Shaikh Muhammad Al-Ghazali was a 20th century Egyptian scholar well known for his role in reviving Islam among the masses. He authored close to 100 books on a wide range of subjects. He recounts the following personal incident:
“I did not like the way she was dressed when she entered my office. However, the look in her eyes revealed sadness and bewilderment that called for compassion and patience. She sat down and started sharing her concerns hoping to find answers with me.
I listened to her long enough. I learned that she was an Arab girl who received her education in France where she was raised. It was also clear that she barely knew Islam. I started explaining basic facts, dispelling suspicions, answering questions and refuting orientalists’ lies about Islam. I also did not forget to allude to today’s civilization and how it considers women as cheap flesh. At the end of my talk, the girl asked for a future appointment and excused herself.
Soon after, a young man – on whom qualities of Outward Islamism were apparent – came storming into my office and said violently: “How come such wicked person was admitted here?”
“The job of a physician is to accept. He doesn’t typically see healthy people, does he?” I replied.
“Of course, you advised her to wear Hijab!” he added.
I said to him “The issue is much bigger than that. There is the foundation that has to be laid. There is the Belief in Allah and the Hereafter. There is the hearing and the obeying of what was revealed in the Qur’an and the Sunnah, in addition to the pillars of worship and manners; the pillars that Islam cannot exist without …”. He interrupted me saying, “All of this does not mean we don’t order her to wear Hijab”.
“I wouldn’t like it if she came in a nun’s clothes while her heart is void of Allah. I taught her the basis that will help her to choose, on her own free will, to wear more decent clothes,” I calmly replied.
He tried to interrupt me again so I said firmly “I can’t drag Islam by its tail as you do. I lay the foundation and then start building and I usually achieve what I want with wisdom”.
Two weeks later, the girl came back. She was wearing much more decent clothes with a scarf over her head. She resumed her questions and I resumed my teaching. Then I asked “Why don’t you go to the nearest mosque to your home?” I said that but immediately I felt remorse. I remembered that mosques are closed in the face of Muslim women. The girl answered that she hated the People of Religion and that she did not like to listen to them.
“Why?” I asked.
“They are hard-hearted, and they treat us with contempt and scorn”, came her swift reply.
I don’t know why I remembered Hind (Abu-Sufyan’s wife).
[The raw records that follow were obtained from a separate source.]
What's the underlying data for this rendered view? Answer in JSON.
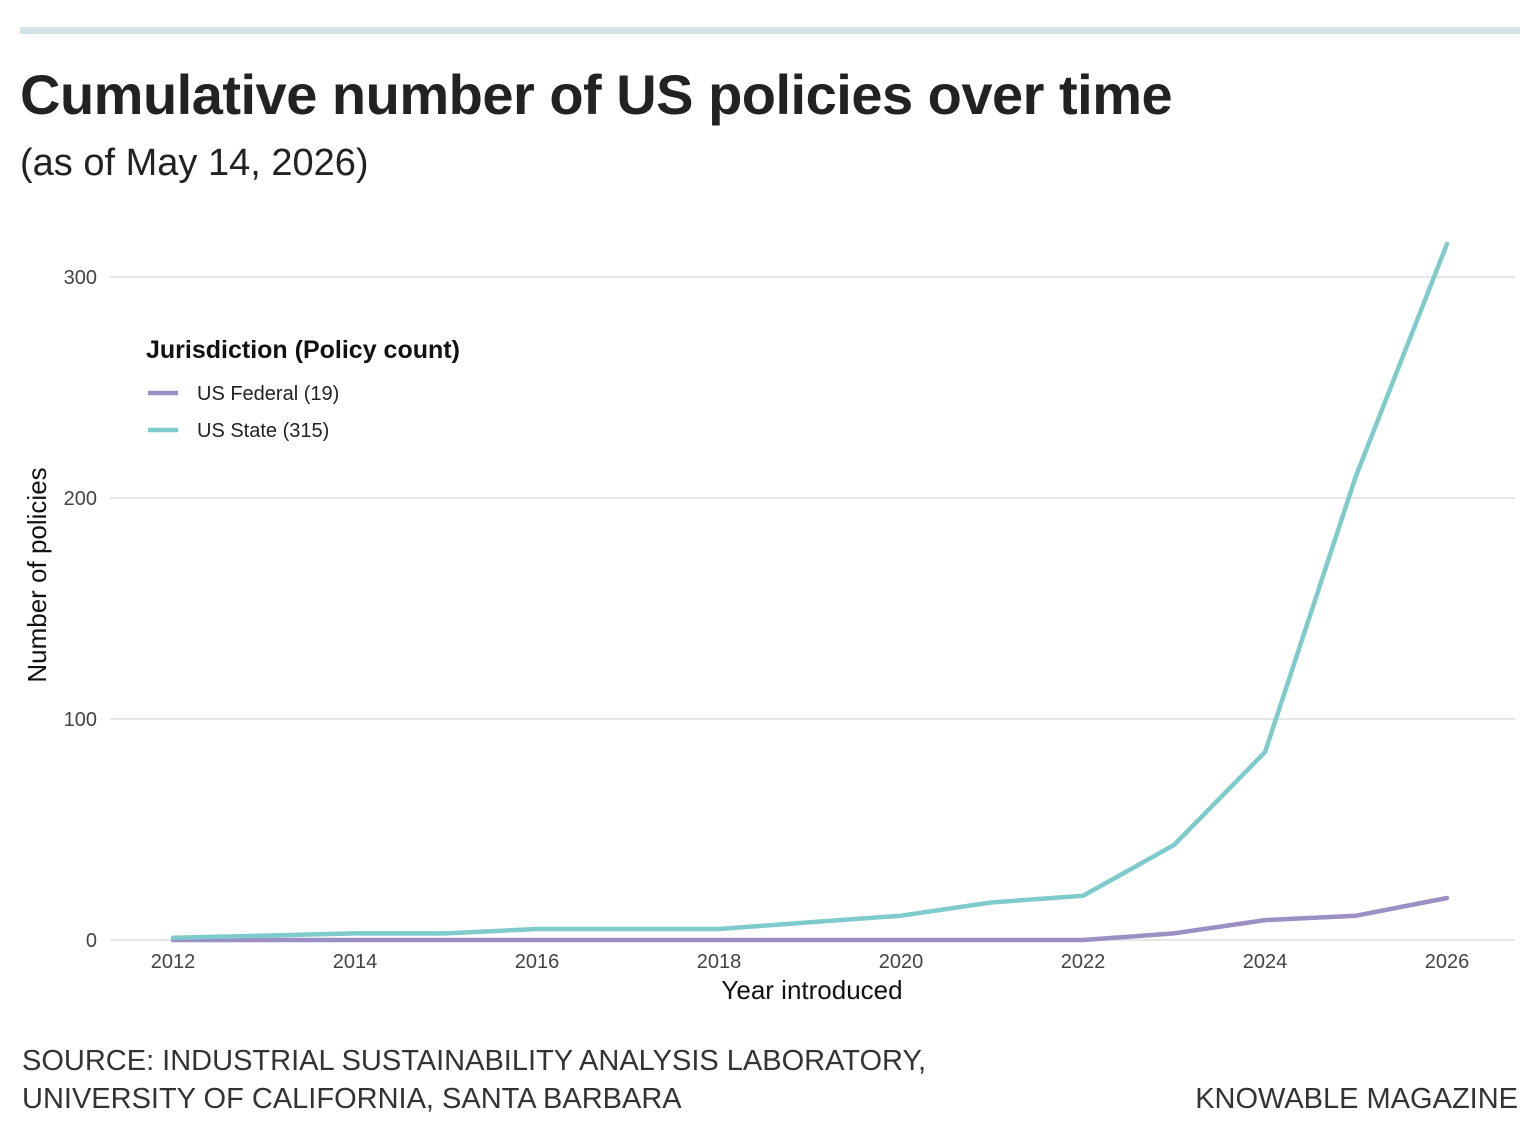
{
  "header": {
    "title": "Cumulative number of US policies over time",
    "subtitle": "(as of May 14, 2026)"
  },
  "footer": {
    "source_line1": "SOURCE: INDUSTRIAL SUSTAINABILITY ANALYSIS LABORATORY,",
    "source_line2": "UNIVERSITY OF CALIFORNIA, SANTA BARBARA",
    "credit": "KNOWABLE MAGAZINE"
  },
  "chart_data": {
    "type": "line",
    "title": "Cumulative number of US policies over time",
    "subtitle": "(as of May 14, 2026)",
    "xlabel": "Year introduced",
    "ylabel": "Number of policies",
    "xlim": [
      2011.65,
      2026.75
    ],
    "ylim": [
      0,
      315
    ],
    "x_ticks": [
      2012,
      2014,
      2016,
      2018,
      2020,
      2022,
      2024,
      2026
    ],
    "y_ticks": [
      0,
      100,
      200,
      300
    ],
    "grid": "horizontal",
    "legend": {
      "title": "Jurisdiction (Policy count)",
      "placement": "top-left"
    },
    "series": [
      {
        "name": "US Federal (19)",
        "color": "#9b8fc4",
        "x": [
          2012,
          2013,
          2014,
          2015,
          2016,
          2017,
          2018,
          2019,
          2020,
          2021,
          2022,
          2023,
          2024,
          2025,
          2026
        ],
        "values": [
          0,
          0,
          0,
          0,
          0,
          0,
          0,
          0,
          0,
          0,
          0,
          3,
          9,
          11,
          19
        ]
      },
      {
        "name": "US State (315)",
        "color": "#7ecbcc",
        "x": [
          2012,
          2013,
          2014,
          2015,
          2016,
          2017,
          2018,
          2019,
          2020,
          2021,
          2022,
          2023,
          2024,
          2025,
          2026
        ],
        "values": [
          1,
          2,
          3,
          3,
          5,
          5,
          5,
          8,
          11,
          17,
          20,
          43,
          85,
          210,
          315
        ]
      }
    ]
  }
}
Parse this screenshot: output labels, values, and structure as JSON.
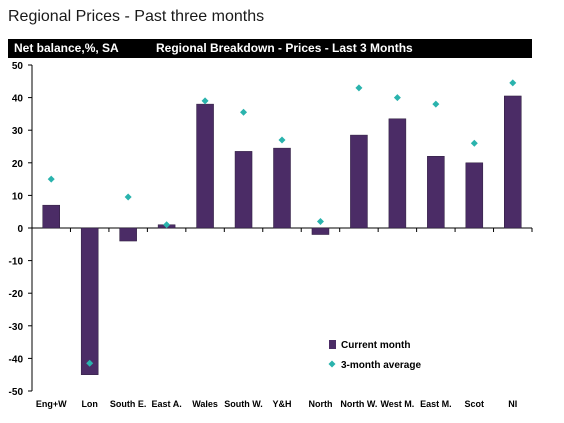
{
  "page": {
    "title": "Regional Prices - Past three months"
  },
  "header": {
    "left_label": "Net balance,%, SA",
    "center_title": "Regional Breakdown - Prices - Last 3 Months"
  },
  "colors": {
    "bar": "#4b2c66",
    "marker": "#2ab3ad",
    "header_bg": "#000000",
    "header_text": "#ffffff"
  },
  "chart_data": {
    "type": "bar",
    "title": "Regional Breakdown - Prices - Last 3 Months",
    "ylabel": "Net balance,%, SA",
    "xlabel": "",
    "ylim": [
      -50,
      50
    ],
    "yticks": [
      50,
      40,
      30,
      20,
      10,
      0,
      -10,
      -20,
      -30,
      -40,
      -50
    ],
    "grid": false,
    "legend_position": "bottom-right",
    "categories": [
      "Eng+W",
      "Lon",
      "South E.",
      "East A.",
      "Wales",
      "South W.",
      "Y&H",
      "North",
      "North W.",
      "West M.",
      "East M.",
      "Scot",
      "NI"
    ],
    "series": [
      {
        "name": "Current month",
        "kind": "bar",
        "values": [
          7,
          -45,
          -4,
          1,
          38,
          23.5,
          24.5,
          -2,
          28.5,
          33.5,
          22,
          20,
          40.5
        ]
      },
      {
        "name": "3-month average",
        "kind": "marker",
        "values": [
          15,
          -41.5,
          9.5,
          1,
          39,
          35.5,
          27,
          2,
          43,
          40,
          38,
          26,
          44.5
        ]
      }
    ]
  }
}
She was the one who chewed Hamza’s liver and fought Islam vigorously until the 8th year of Hijrah. She did not really know the Prophet ﷺ. However, when she knew him and saw his lenient manners, she told him “I never wished someone on the face of this earth to be abased more than you and your family. Now, I do not wish to see someone on the face of this earth more honored than you and your family.” The Prophet ﷺ’s kindness and sympathy changed the hearts of the people around him.
Now, would the Du`ah today learn from their Prophet ﷺ? Would they learn to draw together instead of driving away, and to bring good tidings rather than to say things that repels people away from them and from Islam?”